Lambert Mende : « Le Gouvernement congolais surpris d'entendre François Hollande ignorer l'origine et le cheminement événements de la semaine et s’abstenir de la moindre expression de compassion »

Les 19 et 20 septembre 2016, Kinshasa a été le théâtre de violences inouïes consécutives à une tentative délibérée de déstabilisation de l’Etat, perpétré par une frange de l’opposition politique dont quelques partis furent naguère adeptes de la lutte démocratique non violente mais qui semblent s'être radicalisés depuis. On peut présenter comme preuve du refus du consensus de leur part leur boycott actif du dialogue politique national inclusif que certains d'entre eux réclamaient avec insistance il y a encore quelques temps, en plus d’avoir pris part aux pourparlers préparatoires y relatifs. Ce dialogue national se tient pourtant à la Cité de l’UA dans les conditions convenues de commun accord avec eux. Plusieurs partis politiques de la Majorité, de l'opposition et des représentants de la société civile accompagnés par l'Union Africaine et l'ensemble de la Communauté internationale y participent pour débattre de la question électorale dans l'optique d'une solution consensuelle en vue de préserver la RDC et son peuple du chaos.

Force est de constater que pour les initiateurs des désordres des 19 et 20 septembre c’est bien le chaos et rien que le chaos qui était recherché ainsi que l’a avoué l’un d’entre eux dans un entretien du 16 septembre avec l’hebdomadaire Jeune Afrique qui l’a publié le 18 septembre en se référant aux pyromanes de Ouagadougou qui avaient incendié leur parlement comme un modèle à suivre.
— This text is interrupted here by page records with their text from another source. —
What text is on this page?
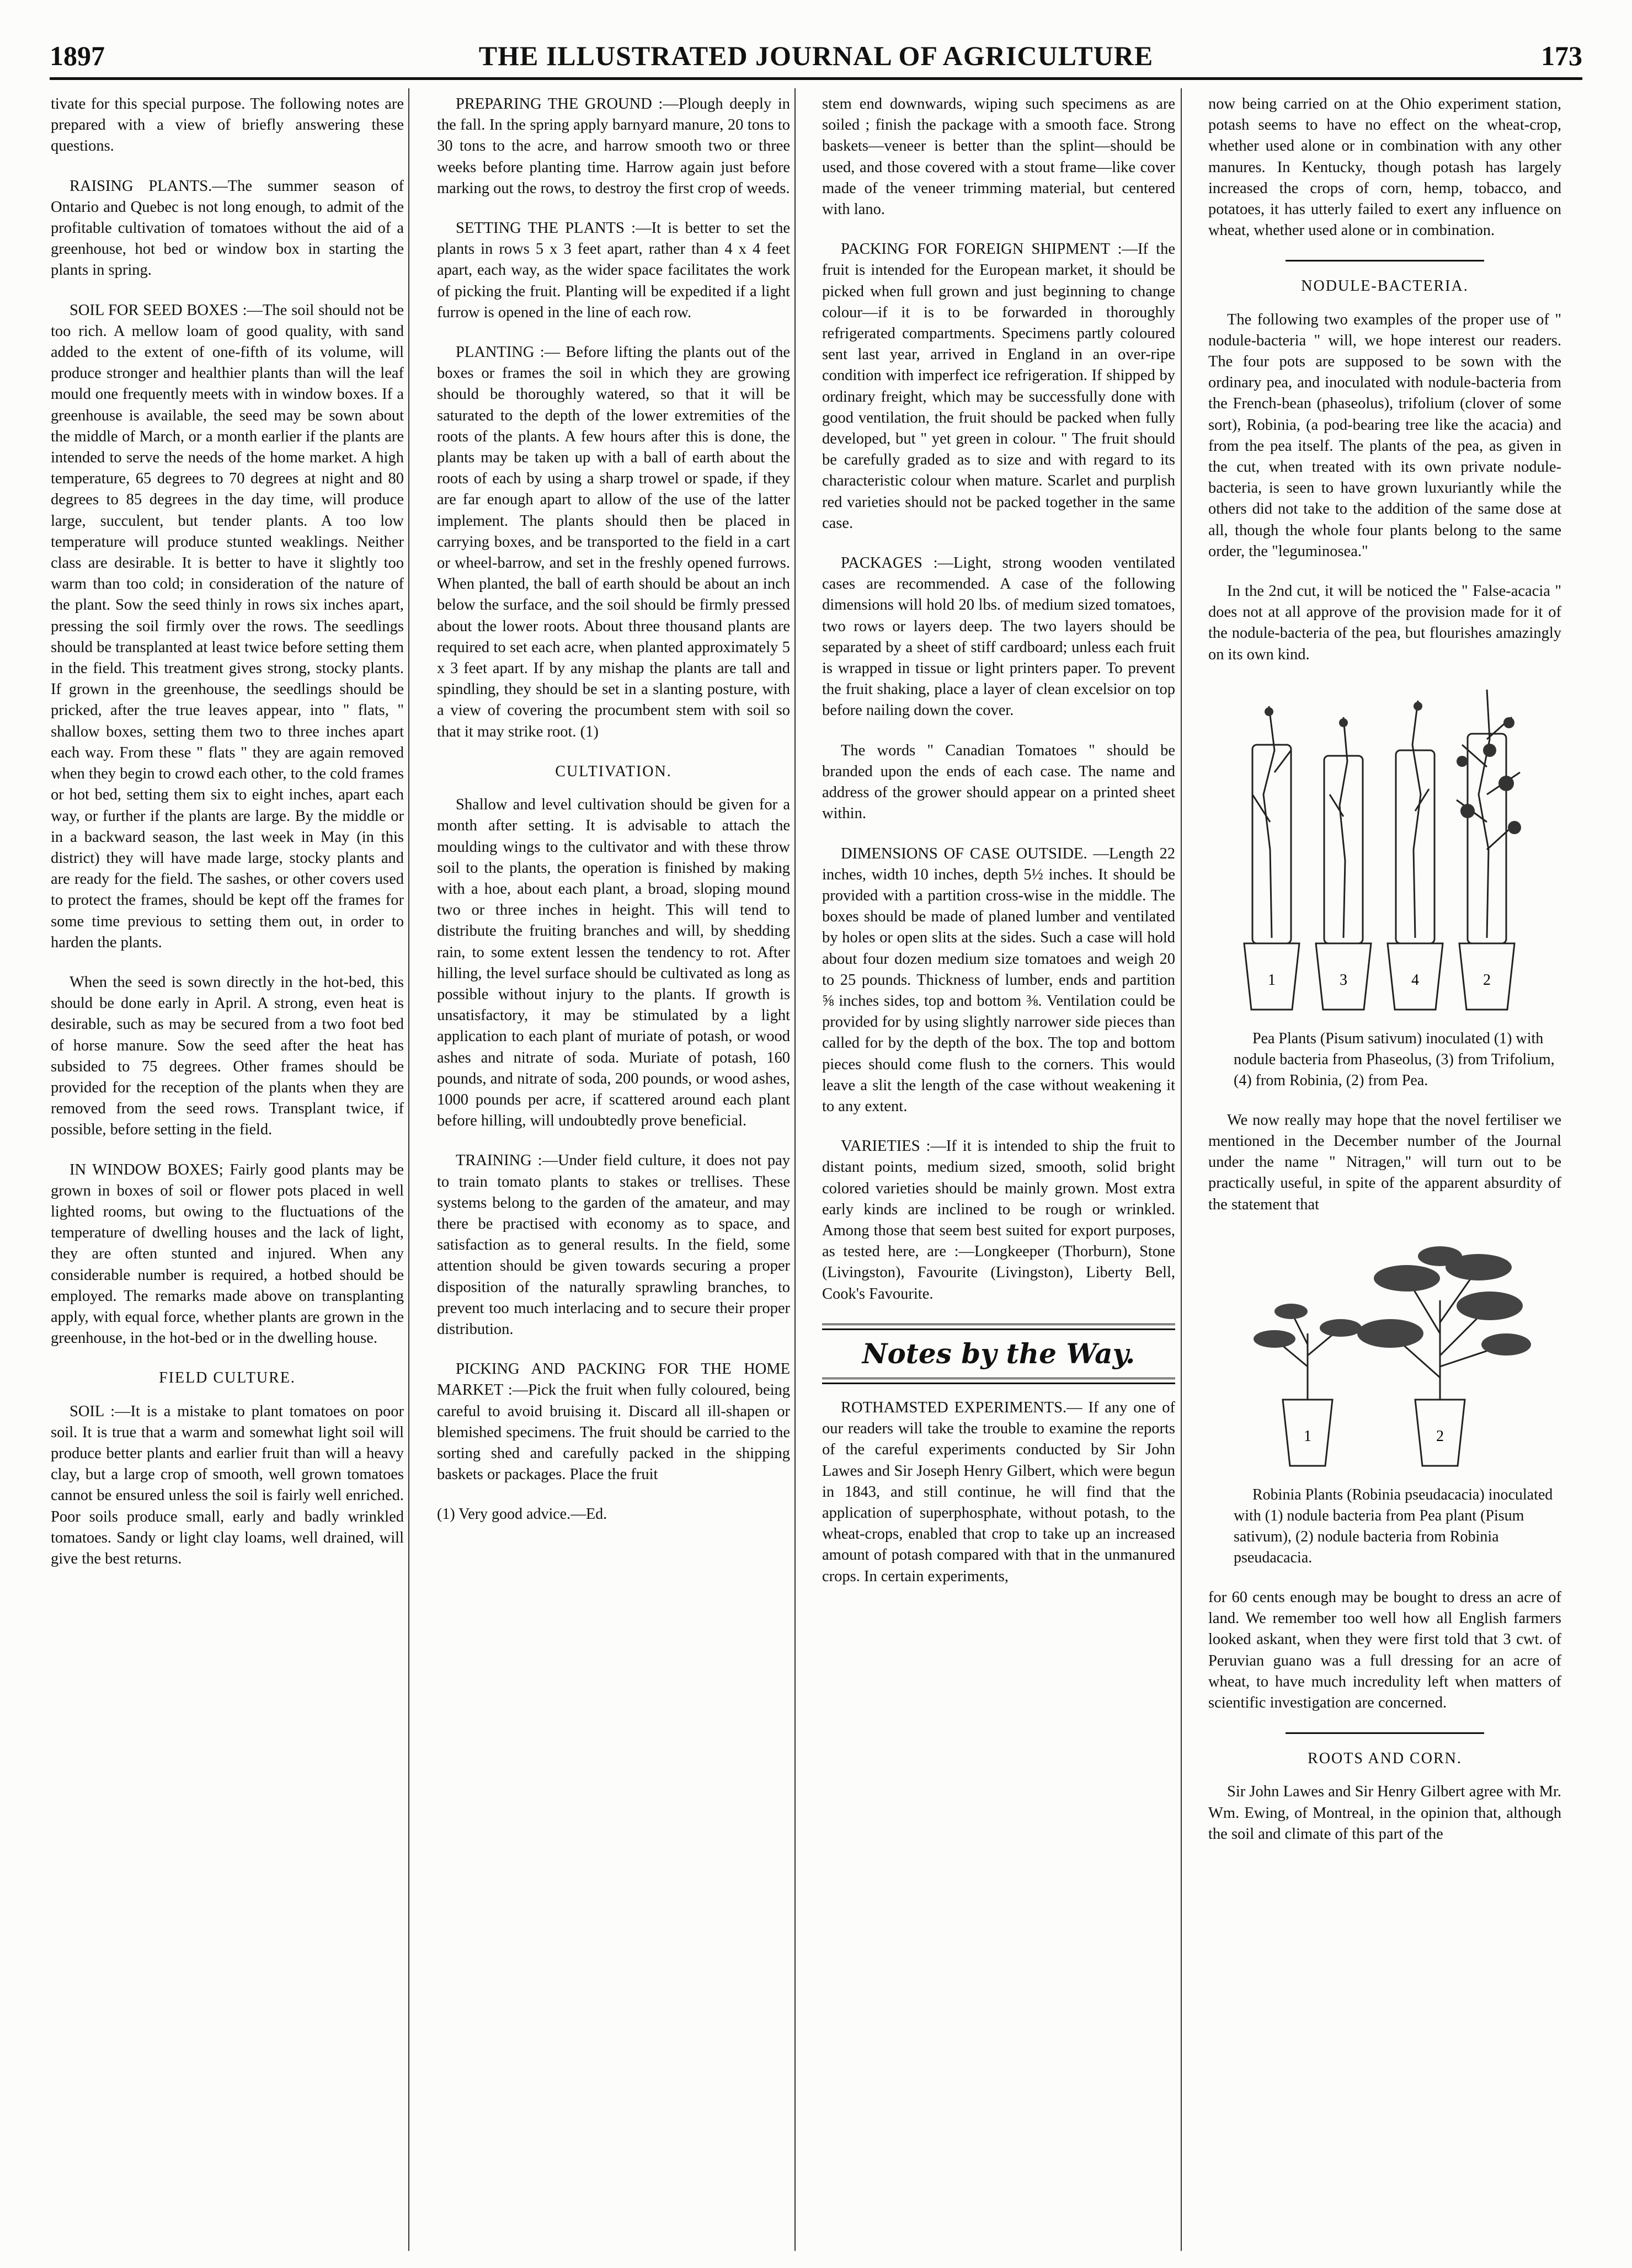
THE ILLUSTRATED JOURNAL OF AGRICULTURE
1897	173

tivate for this special purpose. The following notes are prepared with a view of briefly answering these questions.

RAISING PLANTS.—The summer season of Ontario and Quebec is not long enough, to admit of the profitable cultivation of tomatoes without the aid of a greenhouse, hot bed or window box in starting the plants in spring.

SOIL FOR SEED BOXES :—The soil should not be too rich. A mellow loam of good quality, with sand added to the extent of one-fifth of its volume, will produce stronger and healthier plants than will the leaf mould one frequently meets with in window boxes. If a greenhouse is available, the seed may be sown about the middle of March, or a month earlier if the plants are intended to serve the needs of the home market. A high temperature, 65 degrees to 70 degrees at night and 80 degrees to 85 degrees in the day time, will produce large, succulent, but tender plants. A too low temperature will produce stunted weaklings. Neither class are desirable. It is better to have it slightly too warm than too cold; in consideration of the nature of the plant. Sow the seed thinly in rows six inches apart, pressing the soil firmly over the rows. The seedlings should be transplanted at least twice before setting them in the field. This treatment gives strong, stocky plants. If grown in the greenhouse, the seedlings should be pricked, after the true leaves appear, into " flats, " shallow boxes, setting them two to three inches apart each way. From these " flats " they are again removed when they begin to crowd each other, to the cold frames or hot bed, setting them six to eight inches, apart each way, or further if the plants are large. By the middle or in a backward season, the last week in May (in this district) they will have made large, stocky plants and are ready for the field. The sashes, or other covers used to protect the frames, should be kept off the frames for some time previous to setting them out, in order to harden the plants.

When the seed is sown directly in the hot-bed, this should be done early in April. A strong, even heat is desirable, such as may be secured from a two foot bed of horse manure. Sow the seed after the heat has subsided to 75 degrees. Other frames should be provided for the reception of the plants when they are removed from the seed rows. Transplant twice, if possible, before setting in the field.

IN WINDOW BOXES; Fairly good plants may be grown in boxes of soil or flower pots placed in well lighted rooms, but owing to the fluctuations of the temperature of dwelling houses and the lack of light, they are often stunted and injured. When any considerable number is required, a hotbed should be employed. The remarks made above on transplanting apply, with equal force, whether plants are grown in the greenhouse, in the hot-bed or in the dwelling house.

FIELD CULTURE.

SOIL :—It is a mistake to plant tomatoes on poor soil. It is true that a warm and somewhat light soil will produce better plants and earlier fruit than will a heavy clay, but a large crop of smooth, well grown tomatoes cannot be ensured unless the soil is fairly well enriched. Poor soils produce small, early and badly wrinkled tomatoes. Sandy or light clay loams, well drained, will give the best returns.

PREPARING THE GROUND :—Plough deeply in the fall. In the spring apply barnyard manure, 20 tons to 30 tons to the acre, and harrow smooth two or three weeks before planting time. Harrow again just before marking out the rows, to destroy the first crop of weeds.

SETTING THE PLANTS :—It is better to set the plants in rows 5 x 3 feet apart, rather than 4 x 4 feet apart, each way, as the wider space facilitates the work of picking the fruit. Planting will be expedited if a light furrow is opened in the line of each row.

PLANTING :— Before lifting the plants out of the boxes or frames the soil in which they are growing should be thoroughly watered, so that it will be saturated to the depth of the lower extremities of the roots of the plants. A few hours after this is done, the plants may be taken up with a ball of earth about the roots of each by using a sharp trowel or spade, if they are far enough apart to allow of the use of the latter implement. The plants should then be placed in carrying boxes, and be transported to the field in a cart or wheel-barrow, and set in the freshly opened furrows. When planted, the ball of earth should be about an inch below the surface, and the soil should be firmly pressed about the lower roots. About three thousand plants are required to set each acre, when planted approximately 5 x 3 feet apart. If by any mishap the plants are tall and spindling, they should be set in a slanting posture, with a view of covering the procumbent stem with soil so that it may strike root. (1)

CULTIVATION.

Shallow and level cultivation should be given for a month after setting. It is advisable to attach the moulding wings to the cultivator and with these throw soil to the plants, the operation is finished by making with a hoe, about each plant, a broad, sloping mound two or three inches in height. This will tend to distribute the fruiting branches and will, by shedding rain, to some extent lessen the tendency to rot. After hilling, the level surface should be cultivated as long as possible without injury to the plants. If growth is unsatisfactory, it may be stimulated by a light application to each plant of muriate of potash, or wood ashes and nitrate of soda. Muriate of potash, 160 pounds, and nitrate of soda, 200 pounds, or wood ashes, 1000 pounds per acre, if scattered around each plant before hilling, will undoubtedly prove beneficial.

TRAINING :—Under field culture, it does not pay to train tomato plants to stakes or trellises. These systems belong to the garden of the amateur, and may there be practised with economy as to space, and satisfaction as to general results. In the field, some attention should be given towards securing a proper disposition of the naturally sprawling branches, to prevent too much interlacing and to secure their proper distribution.

PICKING AND PACKING FOR THE HOME MARKET :—Pick the fruit when fully coloured, being careful to avoid bruising it. Discard all ill-shapen or blemished specimens. The fruit should be carried to the sorting shed and carefully packed in the shipping baskets or packages. Place the fruit

(1) Very good advice.—Ed.

stem end downwards, wiping such specimens as are soiled ; finish the package with a smooth face. Strong baskets—veneer is better than the splint—should be used, and those covered with a stout frame—like cover made of the veneer trimming material, but centered with lano.

PACKING FOR FOREIGN SHIPMENT :—If the fruit is intended for the European market, it should be picked when full grown and just beginning to change colour—if it is to be forwarded in thoroughly refrigerated compartments. Specimens partly coloured sent last year, arrived in England in an over-ripe condition with imperfect ice refrigeration. If shipped by ordinary freight, which may be successfully done with good ventilation, the fruit should be packed when fully developed, but " yet green in colour. " The fruit should be carefully graded as to size and with regard to its characteristic colour when mature. Scarlet and purplish red varieties should not be packed together in the same case.

PACKAGES :—Light, strong wooden ventilated cases are recommended. A case of the following dimensions will hold 20 lbs. of medium sized tomatoes, two rows or layers deep. The two layers should be separated by a sheet of stiff cardboard; unless each fruit is wrapped in tissue or light printers paper. To prevent the fruit shaking, place a layer of clean excelsior on top before nailing down the cover.

The words " Canadian Tomatoes " should be branded upon the ends of each case. The name and address of the grower should appear on a printed sheet within.

DIMENSIONS OF CASE OUTSIDE. —Length 22 inches, width 10 inches, depth 5½ inches. It should be provided with a partition cross-wise in the middle. The boxes should be made of planed lumber and ventilated by holes or open slits at the sides. Such a case will hold about four dozen medium size tomatoes and weigh 20 to 25 pounds. Thickness of lumber, ends and partition ⅝ inches sides, top and bottom ⅜. Ventilation could be provided for by using slightly narrower side pieces than called for by the depth of the box. The top and bottom pieces should come flush to the corners. This would leave a slit the length of the case without weakening it to any extent.

VARIETIES :—If it is intended to ship the fruit to distant points, medium sized, smooth, solid bright colored varieties should be mainly grown. Most extra early kinds are inclined to be rough or wrinkled. Among those that seem best suited for export purposes, as tested here, are :—Longkeeper (Thorburn), Stone (Livingston), Favourite (Livingston), Liberty Bell, Cook's Favourite.

Notes by the Way.

ROTHAMSTED EXPERIMENTS.— If any one of our readers will take the trouble to examine the reports of the careful experiments conducted by Sir John Lawes and Sir Joseph Henry Gilbert, which were begun in 1843, and still continue, he will find that the application of superphosphate, without potash, to the wheat-crops, enabled that crop to take up an increased amount of potash compared with that in the unmanured crops. In certain experiments,

now being carried on at the Ohio experiment station, potash seems to have no effect on the wheat-crop, whether used alone or in combination with any other manures. In Kentucky, though potash has largely increased the crops of corn, hemp, tobacco, and potatoes, it has utterly failed to exert any influence on wheat, whether used alone or in combination.

NODULE-BACTERIA.

The following two examples of the proper use of " nodule-bacteria " will, we hope interest our readers. The four pots are supposed to be sown with the ordinary pea, and inoculated with nodule-bacteria from the French-bean (phaseolus), trifolium (clover of some sort), Robinia, (a pod-bearing tree like the acacia) and from the pea itself. The plants of the pea, as given in the cut, when treated with its own private nodule-bacteria, is seen to have grown luxuriantly while the others did not take to the addition of the same dose at all, though the whole four plants belong to the same order, the "leguminosea."

In the 2nd cut, it will be noticed the " False-acacia " does not at all approve of the provision made for it of the nodule-bacteria of the pea, but flourishes amazingly on its own kind.

1	3	4	2

Pea Plants (Pisum sativum) inoculated (1) with nodule bacteria from Phaseolus, (3) from Trifolium, (4) from Robinia, (2) from Pea.

We now really may hope that the novel fertiliser we mentioned in the December number of the Journal under the name " Nitragen," will turn out to be practically useful, in spite of the apparent absurdity of the statement that

1	2

Robinia Plants (Robinia pseudacacia) inoculated with (1) nodule bacteria from Pea plant (Pisum sativum), (2) nodule bacteria from Robinia pseudacacia.

for 60 cents enough may be bought to dress an acre of land. We remember too well how all English farmers looked askant, when they were first told that 3 cwt. of Peruvian guano was a full dressing for an acre of wheat, to have much incredulity left when matters of scientific investigation are concerned.

ROOTS AND CORN.

Sir John Lawes and Sir Henry Gilbert agree with Mr. Wm. Ewing, of Montreal, in the opinion that, although the soil and climate of this part of the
Le bilan de ces violences est très lourd car selon les dernières données fournies par la PNC, on a compté pour les deux jours
-     32 morts dont des éléments des forces de police en plein exercice de leurs fonctions, des enfants tués sur la route de l’école ainsi que quelques pilleurs et casseurs ;
-     plusieurs biens tant publics que privés vandalisés objet de destruction méchante ;
-     des propriétés privées pillées.

Au nom du Gouvernement et en mémoire de tous nos compatriotes ainsi fauchés inutilement, parmi lesquels des policiers brûlés vifs dans l'exercice de leur mission, je vous convie à vous lever et à garder une minute de silence. (Merci). Nos sincères condoléances à toutes les familles éplorées.

Mesdames et Messieurs,

Contrairement au sempiternel refrain entendu ici et là au sujet du non respect des droits de l'Homme ou du rétrécissement des espaces démocratiques en RDC, c’est bien dans le cadre de l'exercice légitimement revendiqué et reconnu de la liberté d’expression et de manifestation garanti dans notre pays que ces crimes humainement inacceptables ont été commis. Le Gouvernement congolais, toujours attaché à ces droits et libertés, n'a jamais interdit à quiconque de se faire entendre dans les limites du respect des lois. Tout le monde se souvient qu'il y a à peine quelques semaines, le retour au pays en grande pompe et le meeting du leader d’un regroupement de partis de l’opposition à Kinshasa avaient drainé beaucoup de monde sans que cela ne donne lieu à quelque désordre que ce soit.

C'est fort de ces convictions et suivant les mêmes principes que le regroupement politique "Rassemblement" avait obtenu, après concertations avec les autorités urbaines de Kinshasa, l'autorisation d'organiser une "marche pacifique" pour la remise d’une pétition à la CENI selon un itinéraire et un chronogramme bien précis.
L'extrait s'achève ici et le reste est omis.